Announcing the results of the conglomerate’s operation in September and the past three quarters, SCG Chairman and CEO Thammasak Sethaudom stated that the LSP complex has been temporarily suspended to control operating costs, and the complex will resume its operation once favourable conditions are met.
SCG is enhancing operational flexibility in petrochemical production in Vietnam through additional investment to implement an ethane feedstock enhancement project, which will help reduce input material costs, said the CEO.
This is SCG’s proactive move to respond and adjust its strategy appropriately amid the global economic volatility, escalating conflicts, the downturn in the petrochemical industry, and fluctuations in the Thai baht exchange rate.
This decision is part of a program to control input costs and product demand in the global economic context to maximize competitiveness, targeting the LSP plant in Vietnam and two other plants in Thailand, said the CEO.

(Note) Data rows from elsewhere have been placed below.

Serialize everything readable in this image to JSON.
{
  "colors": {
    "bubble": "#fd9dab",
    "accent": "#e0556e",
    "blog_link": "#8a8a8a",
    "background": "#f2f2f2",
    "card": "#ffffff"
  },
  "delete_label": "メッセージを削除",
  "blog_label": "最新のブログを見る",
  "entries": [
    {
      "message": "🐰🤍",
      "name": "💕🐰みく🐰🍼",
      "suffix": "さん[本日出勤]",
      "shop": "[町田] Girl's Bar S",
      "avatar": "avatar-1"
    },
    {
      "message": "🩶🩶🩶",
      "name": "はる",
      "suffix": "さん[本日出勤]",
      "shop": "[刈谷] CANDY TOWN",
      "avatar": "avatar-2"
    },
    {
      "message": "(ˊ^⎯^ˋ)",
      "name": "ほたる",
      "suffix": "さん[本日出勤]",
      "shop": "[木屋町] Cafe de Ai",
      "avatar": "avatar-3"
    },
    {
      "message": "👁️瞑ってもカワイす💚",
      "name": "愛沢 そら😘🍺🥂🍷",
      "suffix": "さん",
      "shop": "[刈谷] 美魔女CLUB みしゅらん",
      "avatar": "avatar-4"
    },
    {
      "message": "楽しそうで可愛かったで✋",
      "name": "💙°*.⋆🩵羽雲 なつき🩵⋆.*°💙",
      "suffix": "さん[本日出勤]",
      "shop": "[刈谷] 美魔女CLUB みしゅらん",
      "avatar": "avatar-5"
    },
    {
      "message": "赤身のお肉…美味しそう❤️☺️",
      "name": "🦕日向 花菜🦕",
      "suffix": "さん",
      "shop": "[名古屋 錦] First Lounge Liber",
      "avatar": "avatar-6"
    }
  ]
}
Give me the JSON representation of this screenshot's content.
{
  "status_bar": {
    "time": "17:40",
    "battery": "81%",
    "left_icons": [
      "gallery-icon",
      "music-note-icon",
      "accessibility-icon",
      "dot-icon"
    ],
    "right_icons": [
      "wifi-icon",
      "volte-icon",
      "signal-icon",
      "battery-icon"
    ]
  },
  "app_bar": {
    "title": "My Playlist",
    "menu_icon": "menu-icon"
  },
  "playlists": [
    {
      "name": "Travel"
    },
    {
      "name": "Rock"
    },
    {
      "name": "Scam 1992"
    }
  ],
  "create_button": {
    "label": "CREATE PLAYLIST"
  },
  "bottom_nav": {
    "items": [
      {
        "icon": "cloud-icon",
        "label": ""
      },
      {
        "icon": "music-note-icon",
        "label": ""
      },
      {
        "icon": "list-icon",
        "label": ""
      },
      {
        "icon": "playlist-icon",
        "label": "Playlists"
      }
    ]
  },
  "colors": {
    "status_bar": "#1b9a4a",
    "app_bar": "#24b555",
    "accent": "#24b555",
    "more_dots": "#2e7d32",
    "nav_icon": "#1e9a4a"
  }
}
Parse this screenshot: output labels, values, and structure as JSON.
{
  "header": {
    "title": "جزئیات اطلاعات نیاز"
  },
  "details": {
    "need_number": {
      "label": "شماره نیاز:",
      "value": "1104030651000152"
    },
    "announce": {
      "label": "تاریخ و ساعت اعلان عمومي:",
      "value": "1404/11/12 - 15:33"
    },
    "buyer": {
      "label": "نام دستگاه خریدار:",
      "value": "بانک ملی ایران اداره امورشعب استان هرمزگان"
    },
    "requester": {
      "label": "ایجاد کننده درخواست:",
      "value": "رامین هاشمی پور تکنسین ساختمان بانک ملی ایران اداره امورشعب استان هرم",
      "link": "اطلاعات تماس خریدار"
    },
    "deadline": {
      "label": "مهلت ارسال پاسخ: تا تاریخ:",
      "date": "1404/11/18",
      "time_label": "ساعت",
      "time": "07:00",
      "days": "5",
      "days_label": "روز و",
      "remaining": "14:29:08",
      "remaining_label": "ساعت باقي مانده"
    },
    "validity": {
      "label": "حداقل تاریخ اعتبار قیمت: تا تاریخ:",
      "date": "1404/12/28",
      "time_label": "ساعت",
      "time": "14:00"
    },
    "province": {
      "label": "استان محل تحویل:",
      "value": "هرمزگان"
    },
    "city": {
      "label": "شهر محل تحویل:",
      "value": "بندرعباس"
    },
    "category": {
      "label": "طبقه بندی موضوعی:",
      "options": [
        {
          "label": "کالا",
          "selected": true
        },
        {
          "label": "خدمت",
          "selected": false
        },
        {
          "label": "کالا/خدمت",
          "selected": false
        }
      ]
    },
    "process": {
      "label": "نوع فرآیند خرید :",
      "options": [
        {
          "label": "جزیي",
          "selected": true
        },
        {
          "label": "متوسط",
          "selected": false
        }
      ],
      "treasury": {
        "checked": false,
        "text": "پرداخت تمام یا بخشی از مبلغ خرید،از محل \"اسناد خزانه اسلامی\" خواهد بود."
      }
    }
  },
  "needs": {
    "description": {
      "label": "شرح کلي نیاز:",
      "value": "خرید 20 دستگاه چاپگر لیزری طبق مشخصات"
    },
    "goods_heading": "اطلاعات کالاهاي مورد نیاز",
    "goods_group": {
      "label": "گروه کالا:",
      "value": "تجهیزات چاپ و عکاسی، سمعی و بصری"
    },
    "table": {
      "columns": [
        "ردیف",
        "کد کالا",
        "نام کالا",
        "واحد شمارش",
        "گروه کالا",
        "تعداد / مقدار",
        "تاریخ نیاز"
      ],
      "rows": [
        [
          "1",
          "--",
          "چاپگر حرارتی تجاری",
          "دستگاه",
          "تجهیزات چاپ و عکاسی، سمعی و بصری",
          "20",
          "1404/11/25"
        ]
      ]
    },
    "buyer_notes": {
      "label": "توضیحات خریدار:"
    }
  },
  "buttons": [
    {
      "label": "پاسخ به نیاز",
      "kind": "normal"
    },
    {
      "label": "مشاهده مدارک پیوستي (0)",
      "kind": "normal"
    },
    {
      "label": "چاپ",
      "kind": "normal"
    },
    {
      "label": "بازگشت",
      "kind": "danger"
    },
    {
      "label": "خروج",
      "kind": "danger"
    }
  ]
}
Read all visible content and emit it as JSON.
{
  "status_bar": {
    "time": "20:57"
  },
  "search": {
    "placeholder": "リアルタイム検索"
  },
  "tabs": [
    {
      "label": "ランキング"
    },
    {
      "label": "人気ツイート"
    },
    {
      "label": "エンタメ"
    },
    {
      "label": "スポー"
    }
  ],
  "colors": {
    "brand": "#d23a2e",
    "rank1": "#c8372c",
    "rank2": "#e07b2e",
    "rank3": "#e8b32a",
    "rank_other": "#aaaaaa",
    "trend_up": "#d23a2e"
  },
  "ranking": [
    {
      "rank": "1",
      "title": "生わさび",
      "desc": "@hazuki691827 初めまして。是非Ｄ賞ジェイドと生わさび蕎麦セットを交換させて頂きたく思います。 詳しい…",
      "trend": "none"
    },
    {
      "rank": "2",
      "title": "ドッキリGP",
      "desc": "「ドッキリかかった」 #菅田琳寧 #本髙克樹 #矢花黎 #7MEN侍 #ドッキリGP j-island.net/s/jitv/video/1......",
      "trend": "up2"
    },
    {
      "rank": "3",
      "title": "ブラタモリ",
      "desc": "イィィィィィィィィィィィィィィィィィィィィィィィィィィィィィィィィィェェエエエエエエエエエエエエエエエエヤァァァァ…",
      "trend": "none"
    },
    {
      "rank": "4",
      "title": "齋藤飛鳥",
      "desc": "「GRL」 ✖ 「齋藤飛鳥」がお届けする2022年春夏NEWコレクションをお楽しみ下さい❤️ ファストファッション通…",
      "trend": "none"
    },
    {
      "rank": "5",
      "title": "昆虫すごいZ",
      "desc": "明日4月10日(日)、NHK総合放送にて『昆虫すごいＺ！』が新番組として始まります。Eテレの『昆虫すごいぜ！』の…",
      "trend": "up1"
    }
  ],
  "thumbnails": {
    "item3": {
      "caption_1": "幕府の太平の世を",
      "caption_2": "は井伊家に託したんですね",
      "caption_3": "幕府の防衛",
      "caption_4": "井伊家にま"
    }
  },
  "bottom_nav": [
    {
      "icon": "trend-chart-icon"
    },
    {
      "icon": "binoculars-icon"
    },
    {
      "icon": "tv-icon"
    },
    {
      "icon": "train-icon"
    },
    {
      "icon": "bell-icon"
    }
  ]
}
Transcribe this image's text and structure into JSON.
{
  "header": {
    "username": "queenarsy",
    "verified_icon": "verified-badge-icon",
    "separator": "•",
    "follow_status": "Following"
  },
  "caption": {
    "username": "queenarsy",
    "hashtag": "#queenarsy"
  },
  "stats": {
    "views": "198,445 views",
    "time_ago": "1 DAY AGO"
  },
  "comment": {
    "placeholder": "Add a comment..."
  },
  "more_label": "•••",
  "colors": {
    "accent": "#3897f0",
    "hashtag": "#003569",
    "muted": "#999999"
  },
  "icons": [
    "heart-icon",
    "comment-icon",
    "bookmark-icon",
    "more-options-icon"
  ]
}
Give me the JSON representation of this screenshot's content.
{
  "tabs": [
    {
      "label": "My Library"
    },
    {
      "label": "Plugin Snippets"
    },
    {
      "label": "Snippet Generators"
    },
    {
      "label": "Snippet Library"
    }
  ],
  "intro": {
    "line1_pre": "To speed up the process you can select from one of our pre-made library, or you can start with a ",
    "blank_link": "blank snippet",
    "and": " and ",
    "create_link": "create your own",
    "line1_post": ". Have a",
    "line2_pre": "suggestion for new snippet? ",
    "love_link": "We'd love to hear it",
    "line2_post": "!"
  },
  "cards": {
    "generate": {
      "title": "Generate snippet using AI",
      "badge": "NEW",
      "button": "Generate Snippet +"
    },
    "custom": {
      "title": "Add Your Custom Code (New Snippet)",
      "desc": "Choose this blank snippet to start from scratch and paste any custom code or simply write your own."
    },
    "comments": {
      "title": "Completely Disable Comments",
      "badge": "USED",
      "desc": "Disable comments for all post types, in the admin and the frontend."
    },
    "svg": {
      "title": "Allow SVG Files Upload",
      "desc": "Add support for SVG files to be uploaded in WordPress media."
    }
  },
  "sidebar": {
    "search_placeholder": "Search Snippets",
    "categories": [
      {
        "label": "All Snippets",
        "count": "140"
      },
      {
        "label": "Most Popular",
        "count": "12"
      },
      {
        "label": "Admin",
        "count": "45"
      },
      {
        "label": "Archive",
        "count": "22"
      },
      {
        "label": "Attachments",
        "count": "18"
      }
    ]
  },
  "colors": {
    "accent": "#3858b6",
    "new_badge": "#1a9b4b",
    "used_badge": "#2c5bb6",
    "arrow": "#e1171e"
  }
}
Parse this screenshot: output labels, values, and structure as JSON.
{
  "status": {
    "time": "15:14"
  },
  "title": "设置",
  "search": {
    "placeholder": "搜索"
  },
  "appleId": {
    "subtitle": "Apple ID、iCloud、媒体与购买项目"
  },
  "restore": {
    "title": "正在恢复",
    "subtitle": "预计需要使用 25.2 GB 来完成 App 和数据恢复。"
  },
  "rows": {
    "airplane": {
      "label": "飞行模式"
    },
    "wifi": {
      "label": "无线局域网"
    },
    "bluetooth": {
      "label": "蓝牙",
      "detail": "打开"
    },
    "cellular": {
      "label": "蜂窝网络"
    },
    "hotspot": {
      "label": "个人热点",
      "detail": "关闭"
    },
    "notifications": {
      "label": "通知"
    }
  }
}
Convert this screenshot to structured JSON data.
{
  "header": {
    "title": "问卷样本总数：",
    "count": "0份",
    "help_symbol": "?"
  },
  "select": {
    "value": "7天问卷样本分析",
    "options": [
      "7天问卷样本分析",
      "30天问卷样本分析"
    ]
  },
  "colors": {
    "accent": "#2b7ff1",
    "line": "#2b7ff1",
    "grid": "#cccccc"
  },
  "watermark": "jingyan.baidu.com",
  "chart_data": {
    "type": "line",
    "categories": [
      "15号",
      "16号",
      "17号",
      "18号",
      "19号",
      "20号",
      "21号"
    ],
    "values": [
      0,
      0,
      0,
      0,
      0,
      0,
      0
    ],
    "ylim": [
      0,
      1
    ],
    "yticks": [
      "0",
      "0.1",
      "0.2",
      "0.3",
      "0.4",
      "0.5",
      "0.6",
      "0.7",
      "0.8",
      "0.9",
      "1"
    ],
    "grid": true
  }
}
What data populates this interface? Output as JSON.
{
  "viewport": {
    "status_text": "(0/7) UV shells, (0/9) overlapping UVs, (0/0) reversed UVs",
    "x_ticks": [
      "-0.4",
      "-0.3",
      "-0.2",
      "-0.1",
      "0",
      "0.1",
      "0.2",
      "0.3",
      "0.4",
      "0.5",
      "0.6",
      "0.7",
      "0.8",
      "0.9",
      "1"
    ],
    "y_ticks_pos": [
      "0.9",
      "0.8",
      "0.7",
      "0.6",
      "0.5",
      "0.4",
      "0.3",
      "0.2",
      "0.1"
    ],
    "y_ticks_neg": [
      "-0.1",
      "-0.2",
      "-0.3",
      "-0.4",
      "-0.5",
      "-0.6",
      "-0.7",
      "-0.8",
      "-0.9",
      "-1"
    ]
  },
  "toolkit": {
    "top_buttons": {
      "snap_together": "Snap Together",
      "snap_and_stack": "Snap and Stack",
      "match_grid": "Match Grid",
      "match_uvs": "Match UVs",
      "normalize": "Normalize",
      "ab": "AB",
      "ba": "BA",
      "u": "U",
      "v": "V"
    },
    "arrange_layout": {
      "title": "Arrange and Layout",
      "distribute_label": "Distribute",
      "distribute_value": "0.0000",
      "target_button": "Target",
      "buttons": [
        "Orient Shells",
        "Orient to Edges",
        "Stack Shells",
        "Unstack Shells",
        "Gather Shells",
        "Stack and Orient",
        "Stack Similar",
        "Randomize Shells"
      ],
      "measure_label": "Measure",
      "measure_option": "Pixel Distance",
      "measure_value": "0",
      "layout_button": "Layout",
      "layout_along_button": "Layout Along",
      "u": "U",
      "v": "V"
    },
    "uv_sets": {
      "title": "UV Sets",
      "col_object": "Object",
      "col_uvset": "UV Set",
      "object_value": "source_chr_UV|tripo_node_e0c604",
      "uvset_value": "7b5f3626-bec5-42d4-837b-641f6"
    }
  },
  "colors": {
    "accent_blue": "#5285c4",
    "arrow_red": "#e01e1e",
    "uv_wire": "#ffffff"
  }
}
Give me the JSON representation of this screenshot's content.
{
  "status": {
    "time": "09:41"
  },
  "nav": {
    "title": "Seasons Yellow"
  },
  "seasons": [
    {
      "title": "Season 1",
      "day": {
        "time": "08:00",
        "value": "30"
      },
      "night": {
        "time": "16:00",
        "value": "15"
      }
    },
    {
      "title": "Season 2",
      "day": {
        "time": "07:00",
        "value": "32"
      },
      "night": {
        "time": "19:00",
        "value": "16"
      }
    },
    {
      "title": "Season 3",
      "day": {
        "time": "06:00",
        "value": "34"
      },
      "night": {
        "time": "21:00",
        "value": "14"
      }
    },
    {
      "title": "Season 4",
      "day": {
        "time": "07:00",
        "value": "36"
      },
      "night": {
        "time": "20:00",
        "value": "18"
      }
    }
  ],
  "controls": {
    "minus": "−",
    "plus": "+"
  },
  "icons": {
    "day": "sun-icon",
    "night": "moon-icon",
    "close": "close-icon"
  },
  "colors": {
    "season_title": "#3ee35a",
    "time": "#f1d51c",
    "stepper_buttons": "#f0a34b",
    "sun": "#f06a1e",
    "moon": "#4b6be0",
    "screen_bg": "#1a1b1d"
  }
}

He also revealed that the conglomerate would invest an additional US$700 million into this petrochemical complex to expand the project to be able to use ethane as a feedstock.
The Long Son Petrochemical Complex has just commenced commercial operations on September 30. It is the first integrated petrochemical complex in Vietnam, with an investment of US$5.4 billion, making it the largest FDI project in Ba Ria - Vung Tau province and one of the largest in Vietnam.